Arizona Corporation Commission cuts net metering for solar users
Brooklyn Pizza Company is powered completely by solar panels located on the restaurant's roof and in the parking lot. The Arizona Corporation Commission recently passed a regulation that decreases customer reimbursements for solar customers who generate more power than they use.
Before the new year, the Arizona Corporation Commission voted 4 to 1 to end the practice of net metering by Arizona utility companies.
Previously, Tucson Electric Power would buy excess power produced by local consumers with solar panels at the retail price, under the net metering rules established in 2009.
TEP will now pay consumers a lower export rate for the excess power they produce instead.
TEP argued rooftop solar customers did not pay their fair share of fixed grid costs. In the old system, TEP believed non-solar customers were disproportionately burdened with these costs.
Former Corporation Commission Chairman Doug Little hailed the adoption of the new policy in an Arizona Corporation press release on Dec. 21.
In the release he said he believes it simultaneously protects the current investment of solar customers, while also more fairly distributing the cost of power between energy-producing and non-energy producing customers within the current market.
Consumers with solar panels installed at the time of this decision will continue to receive the benefits of net metering for the next 20 years.
Those who install solar panels after the decision will have an export rate calculated and fixed for 10 years.
Consumers will also be credited daily for excess energy, instead of the old monthly banked credit system.
The commission will be responsible for approving export rates for each state-regulated utility’s rate cases.
The rates will initially be based on an approximated five-year cost of solar energy from an industrial solar farm.
In the future, utilities will be required to develop five-year cost avoidance analyses based on conventional production, to determine the export rates provided to consumers. Export rates cannot decrease more than 10 percent each year.
Tom Forese will serve as the body’s chairman in 2017, with Boyd Dunn replacing Bob Stump as the commission’s fifth member. The board is currently composed of five Republicans serving four-year terms.
Commissioner Bob Burns cast the sole vote against the decision. Burns, in his written dissent submitted Jan. 3, said he was concerned the commission did not factor in all potential benefits from individual solar investment, including the potential environmental impact.
also said he believes export rates should be fixed for 20 years, or at least the average lifespan of a solar panel, as argued by local Arizona businesses, instead of only 10 years.
Solar is now a much less appealing investment, said Remington Franklin, a UA geography graduate student.
Russell Lowes, Energy Committee Chair at the Rincon Group, said the Arizona solar industry will reel from solar customers’ increased energy cost produced by this decision.

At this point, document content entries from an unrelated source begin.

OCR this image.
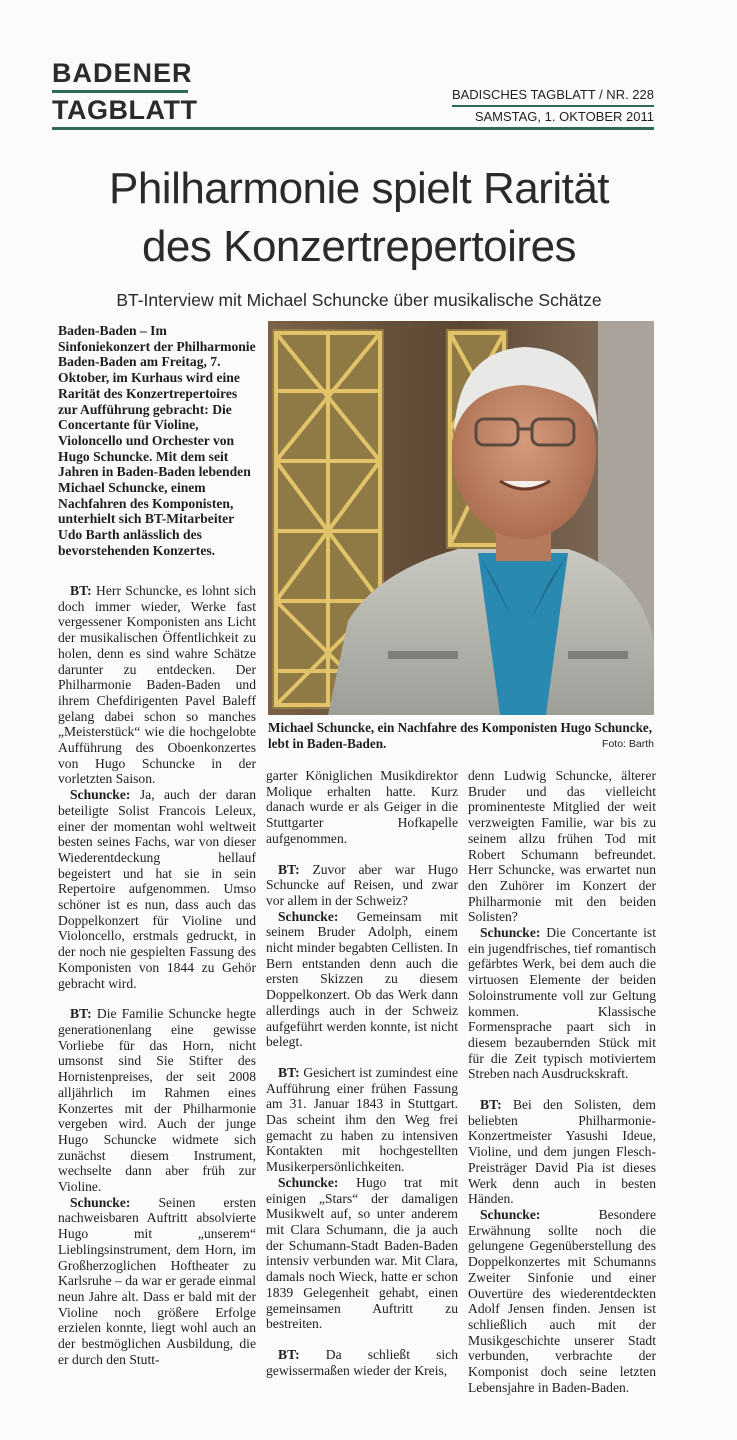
BADENER
TAGBLATT
BADISCHES TAGBLATT / NR. 228
SAMSTAG, 1. OKTOBER 2011
Philharmonie spielt Rarität
des Konzertrepertoires
BT-Interview mit Michael Schuncke über musikalische Schätze

Baden-Baden – Im Sinfoniekonzert der Philharmonie Baden-Baden am Freitag, 7. Oktober, im Kurhaus wird eine Rarität des Konzertrepertoires zur Aufführung gebracht: Die Concertante für Violine, Violoncello und Orchester von Hugo Schuncke. Mit dem seit Jahren in Baden-Baden lebenden Michael Schuncke, einem Nachfahren des Komponisten, unterhielt sich BT-Mitarbeiter Udo Barth anlässlich des bevorstehenden Konzertes.

Michael Schuncke, ein Nachfahre des Komponisten Hugo Schuncke, lebt in Baden-Baden.	Foto: Barth

BT: Herr Schuncke, es lohnt sich doch immer wieder, Werke fast vergessener Komponisten ans Licht der musikalischen Öffentlichkeit zu holen, denn es sind wahre Schätze darunter zu entdecken. Der Philharmonie Baden-Baden und ihrem Chefdirigenten Pavel Baleff gelang dabei schon so manches „Meisterstück“ wie die hochgelobte Aufführung des Oboenkonzertes von Hugo Schuncke in der vorletzten Saison.

Schuncke: Ja, auch der daran beteiligte Solist Francois Leleux, einer der momentan wohl weltweit besten seines Fachs, war von dieser Wiederentdeckung hellauf begeistert und hat sie in sein Repertoire aufgenommen. Umso schöner ist es nun, dass auch das Doppelkonzert für Violine und Violoncello, erstmals gedruckt, in der noch nie gespielten Fassung des Komponisten von 1844 zu Gehör gebracht wird.

BT: Die Familie Schuncke hegte generationenlang eine gewisse Vorliebe für das Horn, nicht umsonst sind Sie Stifter des Hornistenpreises, der seit 2008 alljährlich im Rahmen eines Konzertes mit der Philharmonie vergeben wird. Auch der junge Hugo Schuncke widmete sich zunächst diesem Instrument, wechselte dann aber früh zur Violine.

Schuncke: Seinen ersten nachweisbaren Auftritt absolvierte Hugo mit „unserem“ Lieblingsinstrument, dem Horn, im Großherzoglichen Hoftheater zu Karlsruhe – da war er gerade einmal neun Jahre alt. Dass er bald mit der Violine noch größere Erfolge erzielen konnte, liegt wohl auch an der bestmöglichen Ausbildung, die er durch den Stutt-

garter Königlichen Musikdirektor Molique erhalten hatte. Kurz danach wurde er als Geiger in die Stuttgarter Hofkapelle aufgenommen.

BT: Zuvor aber war Hugo Schuncke auf Reisen, und zwar vor allem in der Schweiz?

Schuncke: Gemeinsam mit seinem Bruder Adolph, einem nicht minder begabten Cellisten. In Bern entstanden denn auch die ersten Skizzen zu diesem Doppelkonzert. Ob das Werk dann allerdings auch in der Schweiz aufgeführt werden konnte, ist nicht belegt.

BT: Gesichert ist zumindest eine Aufführung einer frühen Fassung am 31. Januar 1843 in Stuttgart. Das scheint ihm den Weg frei gemacht zu haben zu intensiven Kontakten mit hochgestellten Musikerpersönlichkeiten.

Schuncke: Hugo trat mit einigen „Stars“ der damaligen Musikwelt auf, so unter anderem mit Clara Schumann, die ja auch der Schumann-Stadt Baden-Baden intensiv verbunden war. Mit Clara, damals noch Wieck, hatte er schon 1839 Gelegenheit gehabt, einen gemeinsamen Auftritt zu bestreiten.

BT: Da schließt sich gewissermaßen wieder der Kreis,

denn Ludwig Schuncke, älterer Bruder und das vielleicht prominenteste Mitglied der weit verzweigten Familie, war bis zu seinem allzu frühen Tod mit Robert Schumann befreundet. Herr Schuncke, was erwartet nun den Zuhörer im Konzert der Philharmonie mit den beiden Solisten?

Schuncke: Die Concertante ist ein jugendfrisches, tief romantisch gefärbtes Werk, bei dem auch die virtuosen Elemente der beiden Soloinstrumente voll zur Geltung kommen. Klassische Formensprache paart sich in diesem bezaubernden Stück mit für die Zeit typisch motiviertem Streben nach Ausdruckskraft.

BT: Bei den Solisten, dem beliebten Philharmonie-Konzertmeister Yasushi Ideue, Violine, und dem jungen Flesch-Preisträger David Pia ist dieses Werk denn auch in besten Händen.

Schuncke: Besondere Erwähnung sollte noch die gelungene Gegenüberstellung des Doppelkonzertes mit Schumanns Zweiter Sinfonie und einer Ouvertüre des wiederentdeckten Adolf Jensen finden. Jensen ist schließlich auch mit der Musikgeschichte unserer Stadt verbunden, verbrachte der Komponist doch seine letzten Lebensjahre in Baden-Baden.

Salt River Project, a power provider in Phoenix, observed a 95 percent reduction in applications for rooftop solar panels after a similar decision, Franklin said.
Lowes said promoting demand-side energy management is the most economically and environmentally friendly policy for Arizona.
Because of this decision, Lowes said he foresees thousands of potential job losses within the state solar industry.
He said the corporation commission unfairly argued that solar customers placed a heavier financial burden on non-solar consumers.
When non-generation costs such as transmission and distribution are factored into the cost of centralized solar, the consumer rooftop solar generation ends up more cost effective for the utilities, according to Lowes.
Before the decision, Lowes said he organized a protest against this change in Tucson, that the UA Students for Sustainability attended.
Lowes said he will now continue to promote the interest of all consumers and the environment at all upcoming rate cases.
During the protest, UA environmental studies senior Diego Martinez-Lugo, who serves on the UA Students for Sustainability Energy and Climate Committee, said continuing to rely on coal and natural gas threatens our water, air and public resources.
Former Commissioner Bob Stump disagreed.
“To have maintained status quo would have made the industry, long term, less competitive, and less self-reliant,” Stump said in an ACC Dec. 21 press release.
TEP also has asked the commission to allow a 70 percent increase in fixed cost and a seven percent increase in hourly rate to take effect this month along with the new export rate regulations.
Little said it is impossible to satisfy everyone and that the policies laid out are probably not perfect.
He said he does believe a reasonable balance was established, laying the groundwork for future steps.